The old admonition ‘Seek and ye shall find!’ turns each of the three protagonists in this story into seekers. Each one looks for something: Mila’s looks for recovery to reinvent herself; Pema’s takes on the persona of a Buddhist nun attempting to conceal a past that refuses to fade away. It spins a gossamer web as she struggles to come to terms with the leaden weight of her murky past while Atish, sprung from the slum, lives out-of-the-box but fails to hold on to good fortune even when Lady Luck does smile upon him. For him there is no escape, no reprieve and no acquittal. Its the karma of his own cowardly acts. Destiny sees their paths intersect as the trio perforce come face to face with a whole gamut of emotions, ranging from human frailty, courage, giving and taking, grace and downright bumbling foolishness.

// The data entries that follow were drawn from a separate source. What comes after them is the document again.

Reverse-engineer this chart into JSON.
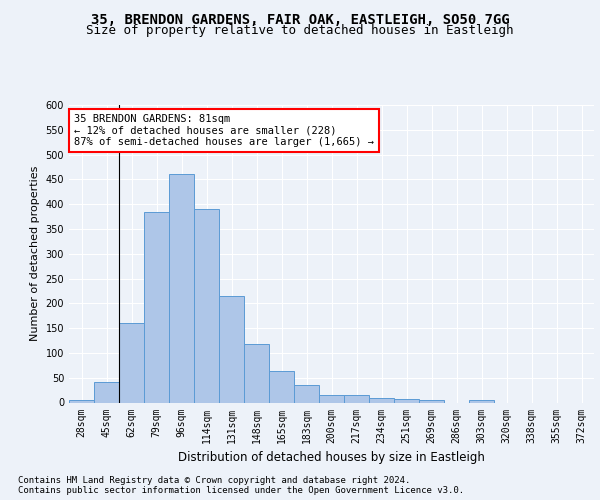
{
  "title1": "35, BRENDON GARDENS, FAIR OAK, EASTLEIGH, SO50 7GG",
  "title2": "Size of property relative to detached houses in Eastleigh",
  "xlabel": "Distribution of detached houses by size in Eastleigh",
  "ylabel": "Number of detached properties",
  "categories": [
    "28sqm",
    "45sqm",
    "62sqm",
    "79sqm",
    "96sqm",
    "114sqm",
    "131sqm",
    "148sqm",
    "165sqm",
    "183sqm",
    "200sqm",
    "217sqm",
    "234sqm",
    "251sqm",
    "269sqm",
    "286sqm",
    "303sqm",
    "320sqm",
    "338sqm",
    "355sqm",
    "372sqm"
  ],
  "values": [
    5,
    42,
    160,
    385,
    460,
    390,
    215,
    118,
    63,
    35,
    15,
    15,
    10,
    7,
    5,
    0,
    5,
    0,
    0,
    0,
    0
  ],
  "bar_color": "#aec6e8",
  "bar_edge_color": "#5b9bd5",
  "annotation_text": "35 BRENDON GARDENS: 81sqm\n← 12% of detached houses are smaller (228)\n87% of semi-detached houses are larger (1,665) →",
  "vline_x": 1.5,
  "ylim": [
    0,
    600
  ],
  "yticks": [
    0,
    50,
    100,
    150,
    200,
    250,
    300,
    350,
    400,
    450,
    500,
    550,
    600
  ],
  "bg_color": "#edf2f9",
  "plot_bg_color": "#edf2f9",
  "footnote": "Contains HM Land Registry data © Crown copyright and database right 2024.\nContains public sector information licensed under the Open Government Licence v3.0.",
  "title1_fontsize": 10,
  "title2_fontsize": 9,
  "xlabel_fontsize": 8.5,
  "ylabel_fontsize": 8,
  "tick_fontsize": 7,
  "annotation_fontsize": 7.5,
  "footnote_fontsize": 6.5
}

The first character we bump into is Mila – an art restorer in the Fort of Jogi – wanting to revive priceless artworks but is brutally assaulted. In its wash comes paranoia and depression which puts the hand brakes on her life. Trying to reconcile the pulls and pushes of love, she ends up a spiritual detective. Maybe meditative reflection the answer. For try as she will, the fairies’ of the reason refuse to be cowed under.
Pema’s story reminds me of that try as you may to run way from the world, in the ultimate analysis you cannot run away from yourself. Turning a Buddhist nun is of little help in chasing the demons of the mind. It a story as old as Time that running way from the past gets you no where and is not the solution. For ‘In the monastery of your heart lies a temple where all the Buddha’s unite.’ And the only way to go forward is to accept, reflect and move on.
For Atish – the Lord of the Slums – sets out on a journey through the world of migrant labour. A powerful combination of power and crime finds him living off, thriving and getting fat and corpulent on the hard work of the lesser fortunate.
There are passages where the author does go over the top. It seems as if there is merit to be found in verbosity. Take for instance: ‘Gold rocco ribbons serenade circlets of roses that garland the pale furniture, circumambulate the Aubusson rugs and collect in bunches on the creamy brocade curtains.’
And then again ‘Outside the viburnum bursts into life, like girls on a parade.’ Or ‘Ladies in skirts made of pine needles swing up and down, flip and turn like acrobats on the branches close-by, keeping a coterie of retiring babblers intrigued.’
How I wish the editor had run a pen through these excesses or nipped them in the bud!
As the narrative takes the characters through ups and downs, I can hear Meredith murmur in my ears one last time: ‘Didn’t I tell you old man?’ says he, reminding me, ‘Passions spin the plot and we are betrayed by what is false within us.’